Innovative Sensor System with Microgoblets Allows Marker-free Optical Analysis
A portfolio of three patent families concerning a micro-optical element including a resonator substrate, at least one microresonator including a rotationally symmetrical body mounted on the resonator substrate, and a light-reflecting element including a ring-shaped mirror that surrounds the rotationally symmetrical body.

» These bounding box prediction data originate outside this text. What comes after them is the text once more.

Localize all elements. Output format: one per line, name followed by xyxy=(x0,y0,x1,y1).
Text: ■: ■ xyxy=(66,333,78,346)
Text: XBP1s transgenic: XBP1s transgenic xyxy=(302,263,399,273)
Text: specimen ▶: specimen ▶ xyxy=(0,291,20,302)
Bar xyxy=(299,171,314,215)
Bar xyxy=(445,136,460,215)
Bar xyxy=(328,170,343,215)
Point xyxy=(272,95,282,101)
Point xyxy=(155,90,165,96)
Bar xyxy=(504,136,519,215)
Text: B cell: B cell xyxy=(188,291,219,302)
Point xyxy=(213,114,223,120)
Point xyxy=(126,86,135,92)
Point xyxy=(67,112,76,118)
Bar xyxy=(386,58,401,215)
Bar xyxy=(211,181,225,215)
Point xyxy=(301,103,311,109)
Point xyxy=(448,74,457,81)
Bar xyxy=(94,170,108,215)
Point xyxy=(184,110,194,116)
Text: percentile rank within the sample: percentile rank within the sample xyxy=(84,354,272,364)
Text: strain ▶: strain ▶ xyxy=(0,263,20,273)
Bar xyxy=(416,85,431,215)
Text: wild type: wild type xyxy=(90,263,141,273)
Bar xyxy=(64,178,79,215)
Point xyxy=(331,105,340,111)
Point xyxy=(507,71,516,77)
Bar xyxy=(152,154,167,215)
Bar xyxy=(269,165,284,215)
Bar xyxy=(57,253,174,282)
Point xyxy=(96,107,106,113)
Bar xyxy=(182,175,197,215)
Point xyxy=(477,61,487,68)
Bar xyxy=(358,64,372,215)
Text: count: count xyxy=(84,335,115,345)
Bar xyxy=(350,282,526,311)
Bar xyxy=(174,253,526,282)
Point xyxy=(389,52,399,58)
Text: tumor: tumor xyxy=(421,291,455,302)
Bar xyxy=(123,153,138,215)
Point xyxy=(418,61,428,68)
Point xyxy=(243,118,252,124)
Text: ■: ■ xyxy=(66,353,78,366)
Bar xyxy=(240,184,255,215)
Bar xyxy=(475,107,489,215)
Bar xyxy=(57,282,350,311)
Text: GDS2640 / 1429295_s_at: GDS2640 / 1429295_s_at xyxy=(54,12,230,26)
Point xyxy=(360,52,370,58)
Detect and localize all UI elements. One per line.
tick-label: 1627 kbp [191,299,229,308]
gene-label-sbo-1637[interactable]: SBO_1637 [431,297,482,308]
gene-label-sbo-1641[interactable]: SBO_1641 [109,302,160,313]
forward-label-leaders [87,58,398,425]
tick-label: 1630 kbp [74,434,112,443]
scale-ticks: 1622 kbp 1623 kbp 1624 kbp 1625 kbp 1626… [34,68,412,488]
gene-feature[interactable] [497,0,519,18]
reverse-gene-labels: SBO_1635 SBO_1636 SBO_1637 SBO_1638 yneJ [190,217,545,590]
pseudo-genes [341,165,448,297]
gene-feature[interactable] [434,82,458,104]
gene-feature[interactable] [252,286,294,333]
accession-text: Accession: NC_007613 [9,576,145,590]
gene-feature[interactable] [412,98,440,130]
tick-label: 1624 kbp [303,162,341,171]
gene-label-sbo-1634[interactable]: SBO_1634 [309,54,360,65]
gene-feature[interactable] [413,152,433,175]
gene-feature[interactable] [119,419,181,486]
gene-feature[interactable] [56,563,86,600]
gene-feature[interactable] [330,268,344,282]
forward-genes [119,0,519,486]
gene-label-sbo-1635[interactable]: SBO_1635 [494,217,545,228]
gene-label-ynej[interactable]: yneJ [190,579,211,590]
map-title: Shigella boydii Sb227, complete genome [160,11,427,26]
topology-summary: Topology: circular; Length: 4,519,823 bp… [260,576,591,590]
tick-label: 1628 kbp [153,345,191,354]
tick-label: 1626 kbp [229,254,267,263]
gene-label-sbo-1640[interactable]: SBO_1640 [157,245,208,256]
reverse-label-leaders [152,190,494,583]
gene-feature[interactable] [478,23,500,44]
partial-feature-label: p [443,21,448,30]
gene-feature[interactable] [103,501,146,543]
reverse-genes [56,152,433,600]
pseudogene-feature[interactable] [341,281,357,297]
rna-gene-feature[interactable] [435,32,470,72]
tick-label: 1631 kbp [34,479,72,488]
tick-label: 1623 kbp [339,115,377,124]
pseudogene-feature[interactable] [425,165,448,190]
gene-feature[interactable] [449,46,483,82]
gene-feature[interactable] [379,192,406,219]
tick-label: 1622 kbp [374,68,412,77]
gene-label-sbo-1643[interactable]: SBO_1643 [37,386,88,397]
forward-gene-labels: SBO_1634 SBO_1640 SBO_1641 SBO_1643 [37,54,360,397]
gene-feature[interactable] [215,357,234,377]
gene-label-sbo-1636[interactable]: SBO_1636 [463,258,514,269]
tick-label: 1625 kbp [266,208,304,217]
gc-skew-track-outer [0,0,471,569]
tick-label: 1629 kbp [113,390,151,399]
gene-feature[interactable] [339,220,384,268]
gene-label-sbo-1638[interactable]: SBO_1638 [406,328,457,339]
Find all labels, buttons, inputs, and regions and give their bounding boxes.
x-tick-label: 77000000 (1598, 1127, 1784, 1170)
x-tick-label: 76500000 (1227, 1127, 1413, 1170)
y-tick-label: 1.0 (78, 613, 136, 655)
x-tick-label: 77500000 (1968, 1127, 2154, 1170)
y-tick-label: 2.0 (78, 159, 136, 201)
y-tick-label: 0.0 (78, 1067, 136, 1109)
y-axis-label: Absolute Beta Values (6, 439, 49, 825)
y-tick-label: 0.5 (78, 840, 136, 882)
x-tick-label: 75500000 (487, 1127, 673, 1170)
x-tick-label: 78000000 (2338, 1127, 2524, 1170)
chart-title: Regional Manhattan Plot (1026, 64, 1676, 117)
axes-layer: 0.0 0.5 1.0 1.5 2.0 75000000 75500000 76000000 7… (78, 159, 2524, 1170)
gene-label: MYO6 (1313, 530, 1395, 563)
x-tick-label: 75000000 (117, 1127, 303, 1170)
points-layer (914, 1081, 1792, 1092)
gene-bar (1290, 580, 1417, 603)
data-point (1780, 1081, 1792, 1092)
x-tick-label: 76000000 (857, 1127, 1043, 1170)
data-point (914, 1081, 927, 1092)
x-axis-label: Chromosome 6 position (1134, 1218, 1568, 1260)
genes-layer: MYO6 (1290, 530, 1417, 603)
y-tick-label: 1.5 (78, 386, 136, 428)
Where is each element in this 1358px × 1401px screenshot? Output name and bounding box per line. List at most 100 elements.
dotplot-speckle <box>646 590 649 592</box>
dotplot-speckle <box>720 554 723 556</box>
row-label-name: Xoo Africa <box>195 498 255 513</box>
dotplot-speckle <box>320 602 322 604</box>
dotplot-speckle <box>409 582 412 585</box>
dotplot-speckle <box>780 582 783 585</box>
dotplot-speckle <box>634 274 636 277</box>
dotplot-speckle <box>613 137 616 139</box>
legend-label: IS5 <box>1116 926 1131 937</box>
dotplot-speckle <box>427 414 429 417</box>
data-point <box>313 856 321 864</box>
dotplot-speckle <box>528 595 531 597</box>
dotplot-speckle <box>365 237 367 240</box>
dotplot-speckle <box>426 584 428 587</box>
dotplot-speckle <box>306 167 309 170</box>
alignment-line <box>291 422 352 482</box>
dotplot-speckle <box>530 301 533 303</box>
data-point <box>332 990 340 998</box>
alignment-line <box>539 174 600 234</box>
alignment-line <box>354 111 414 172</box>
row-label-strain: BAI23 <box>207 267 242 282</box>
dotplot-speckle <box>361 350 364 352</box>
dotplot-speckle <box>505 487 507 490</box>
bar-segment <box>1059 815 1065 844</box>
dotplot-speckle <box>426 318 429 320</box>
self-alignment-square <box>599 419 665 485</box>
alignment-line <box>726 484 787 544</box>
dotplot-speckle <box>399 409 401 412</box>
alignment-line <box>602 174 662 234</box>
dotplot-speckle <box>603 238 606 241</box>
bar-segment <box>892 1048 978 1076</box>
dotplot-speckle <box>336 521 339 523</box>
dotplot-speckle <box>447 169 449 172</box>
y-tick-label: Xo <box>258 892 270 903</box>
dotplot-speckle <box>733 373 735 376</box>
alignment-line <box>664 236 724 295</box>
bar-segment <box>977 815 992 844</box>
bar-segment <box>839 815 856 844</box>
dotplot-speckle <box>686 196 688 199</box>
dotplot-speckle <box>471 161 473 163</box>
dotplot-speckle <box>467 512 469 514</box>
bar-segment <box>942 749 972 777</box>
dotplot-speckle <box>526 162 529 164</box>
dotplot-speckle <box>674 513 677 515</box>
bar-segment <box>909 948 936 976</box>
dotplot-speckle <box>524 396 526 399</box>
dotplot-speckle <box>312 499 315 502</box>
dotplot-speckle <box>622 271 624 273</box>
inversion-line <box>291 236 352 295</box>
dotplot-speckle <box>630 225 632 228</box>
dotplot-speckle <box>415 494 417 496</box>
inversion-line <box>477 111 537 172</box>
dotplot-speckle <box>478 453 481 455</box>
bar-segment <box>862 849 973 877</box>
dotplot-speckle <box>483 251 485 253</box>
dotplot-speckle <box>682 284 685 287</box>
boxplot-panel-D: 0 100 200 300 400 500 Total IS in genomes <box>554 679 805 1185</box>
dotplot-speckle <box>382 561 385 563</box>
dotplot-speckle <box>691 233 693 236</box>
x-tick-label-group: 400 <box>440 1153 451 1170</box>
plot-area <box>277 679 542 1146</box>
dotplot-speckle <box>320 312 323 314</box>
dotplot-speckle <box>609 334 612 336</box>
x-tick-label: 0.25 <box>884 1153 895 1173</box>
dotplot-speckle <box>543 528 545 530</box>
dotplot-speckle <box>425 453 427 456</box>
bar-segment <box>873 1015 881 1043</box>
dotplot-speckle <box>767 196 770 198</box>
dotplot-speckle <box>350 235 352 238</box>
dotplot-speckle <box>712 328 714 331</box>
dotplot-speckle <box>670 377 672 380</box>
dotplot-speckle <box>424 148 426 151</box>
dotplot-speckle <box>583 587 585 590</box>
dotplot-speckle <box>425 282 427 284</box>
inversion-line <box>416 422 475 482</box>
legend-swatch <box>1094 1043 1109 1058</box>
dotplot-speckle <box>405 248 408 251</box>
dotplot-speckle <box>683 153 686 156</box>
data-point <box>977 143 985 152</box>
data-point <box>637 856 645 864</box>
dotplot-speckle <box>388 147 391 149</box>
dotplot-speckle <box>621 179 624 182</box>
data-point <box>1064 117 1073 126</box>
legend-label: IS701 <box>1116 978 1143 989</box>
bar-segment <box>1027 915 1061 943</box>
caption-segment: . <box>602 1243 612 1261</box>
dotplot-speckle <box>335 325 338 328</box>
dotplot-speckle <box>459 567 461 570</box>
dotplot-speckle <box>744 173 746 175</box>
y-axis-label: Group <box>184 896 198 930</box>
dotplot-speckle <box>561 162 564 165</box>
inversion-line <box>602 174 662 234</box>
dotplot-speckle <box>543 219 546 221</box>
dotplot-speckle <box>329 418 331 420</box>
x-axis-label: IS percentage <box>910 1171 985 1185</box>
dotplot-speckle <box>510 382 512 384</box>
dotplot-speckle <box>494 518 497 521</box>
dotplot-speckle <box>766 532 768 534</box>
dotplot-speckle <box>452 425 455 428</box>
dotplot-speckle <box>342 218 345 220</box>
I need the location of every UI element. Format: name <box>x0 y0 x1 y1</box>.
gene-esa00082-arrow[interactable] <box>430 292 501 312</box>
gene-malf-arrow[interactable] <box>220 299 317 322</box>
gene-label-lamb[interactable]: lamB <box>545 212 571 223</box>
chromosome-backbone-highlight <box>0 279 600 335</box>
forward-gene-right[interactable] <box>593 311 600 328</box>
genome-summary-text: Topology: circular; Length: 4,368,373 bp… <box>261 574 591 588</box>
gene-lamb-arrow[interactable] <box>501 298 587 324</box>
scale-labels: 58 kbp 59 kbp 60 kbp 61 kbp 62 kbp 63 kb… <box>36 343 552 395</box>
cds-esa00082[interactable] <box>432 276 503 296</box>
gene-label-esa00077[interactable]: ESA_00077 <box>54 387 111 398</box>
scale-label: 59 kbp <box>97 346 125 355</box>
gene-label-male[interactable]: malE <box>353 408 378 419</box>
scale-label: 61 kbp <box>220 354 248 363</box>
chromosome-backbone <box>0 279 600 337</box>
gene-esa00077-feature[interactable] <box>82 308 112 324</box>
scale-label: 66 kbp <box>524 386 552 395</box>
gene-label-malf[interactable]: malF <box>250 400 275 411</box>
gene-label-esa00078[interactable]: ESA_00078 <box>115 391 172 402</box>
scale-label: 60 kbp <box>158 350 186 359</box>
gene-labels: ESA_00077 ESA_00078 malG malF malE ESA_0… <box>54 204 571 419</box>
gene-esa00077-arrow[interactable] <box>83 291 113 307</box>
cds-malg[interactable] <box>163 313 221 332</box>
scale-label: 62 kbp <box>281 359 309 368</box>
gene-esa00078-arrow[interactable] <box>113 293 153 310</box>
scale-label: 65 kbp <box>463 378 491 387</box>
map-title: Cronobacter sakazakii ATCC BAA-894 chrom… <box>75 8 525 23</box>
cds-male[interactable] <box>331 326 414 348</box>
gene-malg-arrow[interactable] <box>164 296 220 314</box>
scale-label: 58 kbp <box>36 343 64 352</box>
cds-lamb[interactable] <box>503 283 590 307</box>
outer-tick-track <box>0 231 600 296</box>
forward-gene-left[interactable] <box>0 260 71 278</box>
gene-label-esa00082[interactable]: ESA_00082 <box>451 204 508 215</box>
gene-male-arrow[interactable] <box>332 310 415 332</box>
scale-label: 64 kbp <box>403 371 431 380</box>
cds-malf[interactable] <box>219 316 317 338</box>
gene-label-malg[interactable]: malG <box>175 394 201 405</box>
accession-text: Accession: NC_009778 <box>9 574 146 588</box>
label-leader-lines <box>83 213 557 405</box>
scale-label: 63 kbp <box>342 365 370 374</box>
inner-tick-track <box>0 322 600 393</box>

Biotechnology and medical technology need sensitive sensors for selective, marker-free detection of selected substances in liquids analytes. Especially detecting very low concentrations or single molecules makes huge demands on sensors. Light in microresonators is confined by optical total reflection in a space region typically of a size on the order of a few micrometers. Light waves are reflected at the surface of the resonator. They generate resonances for precisely those wavelengths whose integral multiple of wavelength corresponds to the circumference of the resonator. This path length is referred to as whispering gallery by analogy with an acoustic phenomenon. When molecules of an analyte agglomerate on the surface of the resonator, this adds to the circumference of the microresonator. This changes the resonance wavelength. In basic research, this has been used to detect single molecules. The microresonator versions known to date can be operated only under strictly controlled laboratory conditions, because the light has to be fed to the microresonators and extracted from them by means of an optical fiber of only 1 µm outside diameter. A new sensor system from the Institute of Microstructure Technology (IMT) and the Institute of Applied Physics (AP) improves the familiar approaches in several ways by offering a novel type of microresonator, so-called microgoblets. These microgoblets are manufactured in parallel procedures allowing mass fabrication. The polymers used as the resonator material allow the microgoblets to be designed very simply as lasers. As a sensor signal, this novel design detects the change in laser wavelength by feeding molecules of the analyte. The use of microresonators as lasers for the first time allows them to be operated in a free-beam arrangement. Consequently, there is no need for the usual complicated step of coupling out via an optical fiber. The entire sensor system comprises a covered fluidic chamber containing a microgoblet or an array of microgoblets. In order to detect laser emission with an optimum signal-to-noise ratio, it is fed through a ring-shaped mirror to signal evaluation. The sensor system can be mass produced.